Still, Russian has retained a portion of its status in Ukraine, in part because with about 258 million speakers worldwide, it operates within a market for cultural goods — such as television, music, or books — that is far larger than Ukrainian.

Within Ukraine, this imbalance has been changing gradually since the collapse of the Soviet Union in 1991. But recently, due to restrictions on Russian content and the nationwide shift toward Ukrainian, the opposite situation is becoming the new status quo.

Fashionable independent bookstores popping up in Kyiv despite the ongoing war are a visible sign of this change. One can find popular contemporary Ukrainian authors such as Serhiy Zhadan or Oksana Zabuzhko there, new editions of Ukrainian classics, history books that are now in high demand, and increasingly more available Ukrainian translations of foreign literature.

Nonetheless, experienced bibliophiles in Kyiv say that the biggest chances to get rare and niche titles are at the Petrivka open-air book market. The legendary spot is the biggest place to buy books in Ukraine and a destination where book lovers can be found browsing for hours at a time.

One of the market’s biggest bookshops is kept by Oleksandr Drobin, a 78-year-old ex-soldier. High rows of thematically categorized books, both in Russian and Ukrainian, create a labyrinth only he knows how to navigate through. He is here almost every day, helping customers and chatting with his friends as tranquil jazz plays in the background.

“No one knows how many books there are here, and no one will ever know,” he told RFE/RL on a recent morning. The biggest single category in his collection, he added, is specialized books, as he is an engineer by education, although many people come to buy world literature in Russian translations as well as Ukrainian classics.

Drobin spent much of his life serving at Soviet Army bases in Belarus, Poland, Germany, Russia, and Afghanistan. He was raised in the Russian Far East after his grandparents were deported from Ukraine’s southern Mykolayiv Region during Soviet dictator Josef Stalin’s rule.

“If I were younger, I would go to fight, especially given that our boys fight so beautifully,” he said after he finished a telephone conversation with an acquaintance on the front line.

Drobin — who had not heard about the Syayvo Knyhy campaign — said he sees no point in destroying Russian books, arguing that the Russian-speaking population needs to be “secured with books.” The only books that are thrown away from his shop at the Petrivka book market, he added, are those that have gotten wet from rainwater pouring through the stall’s old roofs.

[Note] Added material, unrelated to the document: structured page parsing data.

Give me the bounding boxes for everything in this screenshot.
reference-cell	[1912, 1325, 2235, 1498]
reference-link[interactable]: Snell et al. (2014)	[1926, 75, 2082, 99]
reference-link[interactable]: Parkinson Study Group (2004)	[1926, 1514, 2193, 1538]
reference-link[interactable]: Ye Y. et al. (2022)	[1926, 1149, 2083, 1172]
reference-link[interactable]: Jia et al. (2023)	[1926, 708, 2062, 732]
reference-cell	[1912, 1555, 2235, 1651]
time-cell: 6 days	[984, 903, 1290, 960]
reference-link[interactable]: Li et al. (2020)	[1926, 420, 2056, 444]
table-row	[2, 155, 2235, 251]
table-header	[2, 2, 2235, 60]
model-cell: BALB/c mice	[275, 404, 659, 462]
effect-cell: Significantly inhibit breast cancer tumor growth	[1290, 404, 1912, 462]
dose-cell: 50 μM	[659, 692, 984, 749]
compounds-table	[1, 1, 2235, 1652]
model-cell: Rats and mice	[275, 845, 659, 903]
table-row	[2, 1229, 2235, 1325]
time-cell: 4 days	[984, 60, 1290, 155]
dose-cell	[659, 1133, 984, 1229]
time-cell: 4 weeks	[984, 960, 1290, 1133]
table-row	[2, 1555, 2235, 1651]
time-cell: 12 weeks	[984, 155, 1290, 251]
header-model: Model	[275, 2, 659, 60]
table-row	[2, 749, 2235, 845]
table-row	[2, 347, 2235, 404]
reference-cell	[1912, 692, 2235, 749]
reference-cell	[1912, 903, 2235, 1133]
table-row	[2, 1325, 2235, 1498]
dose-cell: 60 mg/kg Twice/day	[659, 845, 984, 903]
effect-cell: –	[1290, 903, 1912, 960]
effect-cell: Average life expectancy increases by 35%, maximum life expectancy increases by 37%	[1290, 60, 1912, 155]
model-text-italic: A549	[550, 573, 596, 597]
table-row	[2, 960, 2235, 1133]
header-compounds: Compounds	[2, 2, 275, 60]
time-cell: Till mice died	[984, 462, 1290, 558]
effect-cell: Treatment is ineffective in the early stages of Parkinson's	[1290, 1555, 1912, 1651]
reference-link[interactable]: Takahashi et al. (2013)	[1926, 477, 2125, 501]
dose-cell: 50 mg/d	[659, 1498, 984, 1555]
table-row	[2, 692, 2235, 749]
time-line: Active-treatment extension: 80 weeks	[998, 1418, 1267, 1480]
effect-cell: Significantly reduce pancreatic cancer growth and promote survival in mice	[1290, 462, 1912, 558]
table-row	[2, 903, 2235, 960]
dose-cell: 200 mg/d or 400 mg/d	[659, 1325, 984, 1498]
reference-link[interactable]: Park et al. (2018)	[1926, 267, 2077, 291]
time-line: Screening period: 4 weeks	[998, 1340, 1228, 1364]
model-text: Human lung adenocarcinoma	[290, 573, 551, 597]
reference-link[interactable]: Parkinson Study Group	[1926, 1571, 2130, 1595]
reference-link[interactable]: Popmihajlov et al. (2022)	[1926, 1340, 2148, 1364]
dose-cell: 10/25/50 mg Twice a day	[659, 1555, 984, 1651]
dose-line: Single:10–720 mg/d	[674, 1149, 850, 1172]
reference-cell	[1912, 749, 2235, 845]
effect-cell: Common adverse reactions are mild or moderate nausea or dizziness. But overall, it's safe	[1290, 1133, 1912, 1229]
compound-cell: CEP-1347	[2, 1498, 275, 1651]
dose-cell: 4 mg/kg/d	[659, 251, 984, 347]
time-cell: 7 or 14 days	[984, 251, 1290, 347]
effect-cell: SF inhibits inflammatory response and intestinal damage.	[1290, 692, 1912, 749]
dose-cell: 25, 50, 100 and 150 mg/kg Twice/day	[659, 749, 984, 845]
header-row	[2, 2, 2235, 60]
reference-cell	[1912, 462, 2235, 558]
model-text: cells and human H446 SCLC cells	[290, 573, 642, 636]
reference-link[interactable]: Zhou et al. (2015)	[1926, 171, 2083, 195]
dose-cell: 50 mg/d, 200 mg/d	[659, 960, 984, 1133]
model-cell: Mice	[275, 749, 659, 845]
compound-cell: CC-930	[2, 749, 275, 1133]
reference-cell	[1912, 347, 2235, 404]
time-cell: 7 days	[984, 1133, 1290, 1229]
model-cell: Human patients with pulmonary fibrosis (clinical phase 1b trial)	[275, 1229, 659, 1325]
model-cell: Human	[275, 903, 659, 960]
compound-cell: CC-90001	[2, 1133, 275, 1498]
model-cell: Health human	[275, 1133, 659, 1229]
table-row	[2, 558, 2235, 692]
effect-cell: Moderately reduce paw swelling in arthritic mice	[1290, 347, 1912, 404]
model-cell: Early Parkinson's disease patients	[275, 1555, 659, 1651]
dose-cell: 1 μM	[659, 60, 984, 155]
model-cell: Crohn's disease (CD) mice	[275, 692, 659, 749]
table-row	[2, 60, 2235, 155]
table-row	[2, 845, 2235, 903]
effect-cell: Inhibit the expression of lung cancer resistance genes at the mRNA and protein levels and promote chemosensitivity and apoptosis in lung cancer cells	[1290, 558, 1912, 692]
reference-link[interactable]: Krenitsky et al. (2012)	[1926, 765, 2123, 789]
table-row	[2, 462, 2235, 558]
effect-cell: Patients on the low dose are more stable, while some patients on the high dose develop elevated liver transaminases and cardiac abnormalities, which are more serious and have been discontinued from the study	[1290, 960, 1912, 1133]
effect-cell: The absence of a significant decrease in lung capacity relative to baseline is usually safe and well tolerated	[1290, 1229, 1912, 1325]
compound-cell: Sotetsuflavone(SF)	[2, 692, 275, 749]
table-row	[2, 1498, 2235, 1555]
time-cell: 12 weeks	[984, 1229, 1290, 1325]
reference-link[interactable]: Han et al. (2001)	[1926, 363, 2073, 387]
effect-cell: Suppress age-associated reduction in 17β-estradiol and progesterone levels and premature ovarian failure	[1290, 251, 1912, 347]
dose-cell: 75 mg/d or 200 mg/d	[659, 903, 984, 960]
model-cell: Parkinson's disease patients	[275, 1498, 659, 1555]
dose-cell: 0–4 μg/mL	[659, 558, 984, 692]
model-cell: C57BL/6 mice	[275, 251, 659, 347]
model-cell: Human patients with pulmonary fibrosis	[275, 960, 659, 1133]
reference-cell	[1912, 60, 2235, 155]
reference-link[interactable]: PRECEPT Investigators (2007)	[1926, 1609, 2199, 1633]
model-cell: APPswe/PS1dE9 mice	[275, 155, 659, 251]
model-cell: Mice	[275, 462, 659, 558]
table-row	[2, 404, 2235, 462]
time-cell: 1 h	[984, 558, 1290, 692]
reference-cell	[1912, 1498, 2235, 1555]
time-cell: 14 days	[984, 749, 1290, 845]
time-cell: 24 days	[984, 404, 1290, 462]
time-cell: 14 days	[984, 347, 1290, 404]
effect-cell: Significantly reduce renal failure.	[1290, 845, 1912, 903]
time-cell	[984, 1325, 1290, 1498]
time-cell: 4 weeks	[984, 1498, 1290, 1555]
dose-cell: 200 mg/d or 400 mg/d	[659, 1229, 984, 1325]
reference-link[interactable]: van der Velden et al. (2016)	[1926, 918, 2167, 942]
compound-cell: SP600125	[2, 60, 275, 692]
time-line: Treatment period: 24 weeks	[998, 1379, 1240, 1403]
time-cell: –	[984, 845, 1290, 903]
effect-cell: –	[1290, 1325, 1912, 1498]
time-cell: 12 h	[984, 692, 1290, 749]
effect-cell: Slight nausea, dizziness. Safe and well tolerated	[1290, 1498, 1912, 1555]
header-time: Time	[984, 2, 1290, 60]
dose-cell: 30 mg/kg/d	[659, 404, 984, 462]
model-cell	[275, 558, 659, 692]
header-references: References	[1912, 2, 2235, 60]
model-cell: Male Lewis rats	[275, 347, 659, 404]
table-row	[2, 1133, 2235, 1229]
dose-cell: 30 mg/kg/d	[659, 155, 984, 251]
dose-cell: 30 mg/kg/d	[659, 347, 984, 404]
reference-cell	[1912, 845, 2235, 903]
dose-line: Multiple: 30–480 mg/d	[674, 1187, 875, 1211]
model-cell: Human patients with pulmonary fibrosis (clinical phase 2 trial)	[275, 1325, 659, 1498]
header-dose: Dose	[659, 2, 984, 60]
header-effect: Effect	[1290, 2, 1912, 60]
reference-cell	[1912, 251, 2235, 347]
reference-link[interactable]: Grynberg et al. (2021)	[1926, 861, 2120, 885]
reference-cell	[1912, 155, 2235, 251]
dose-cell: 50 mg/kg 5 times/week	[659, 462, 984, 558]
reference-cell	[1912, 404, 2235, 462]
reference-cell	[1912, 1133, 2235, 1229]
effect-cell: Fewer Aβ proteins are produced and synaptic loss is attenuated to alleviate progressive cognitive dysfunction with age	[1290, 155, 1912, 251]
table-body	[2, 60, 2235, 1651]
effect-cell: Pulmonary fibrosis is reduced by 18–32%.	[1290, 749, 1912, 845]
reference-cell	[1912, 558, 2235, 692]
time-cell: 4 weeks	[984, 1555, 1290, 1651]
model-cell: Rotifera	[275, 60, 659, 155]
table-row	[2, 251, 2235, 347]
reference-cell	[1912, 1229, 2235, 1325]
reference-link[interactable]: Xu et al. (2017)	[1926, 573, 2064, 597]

He said that the Russian invasion forced him to close his shop briefly, but after two months he was back at Petrivka.

“I thought the war would ruin my business, but it turned out that people need spiritual nourishment even more now,” Drobin said. “They also need to get away from the brutality of war.”

 

Aleksander Palikot is a Ukraine-based journalist covering politics, history, and culture. His work has appeared in Krytyka Polityczna, New Eastern Europe, Jüdische Allgemeine, and beyond.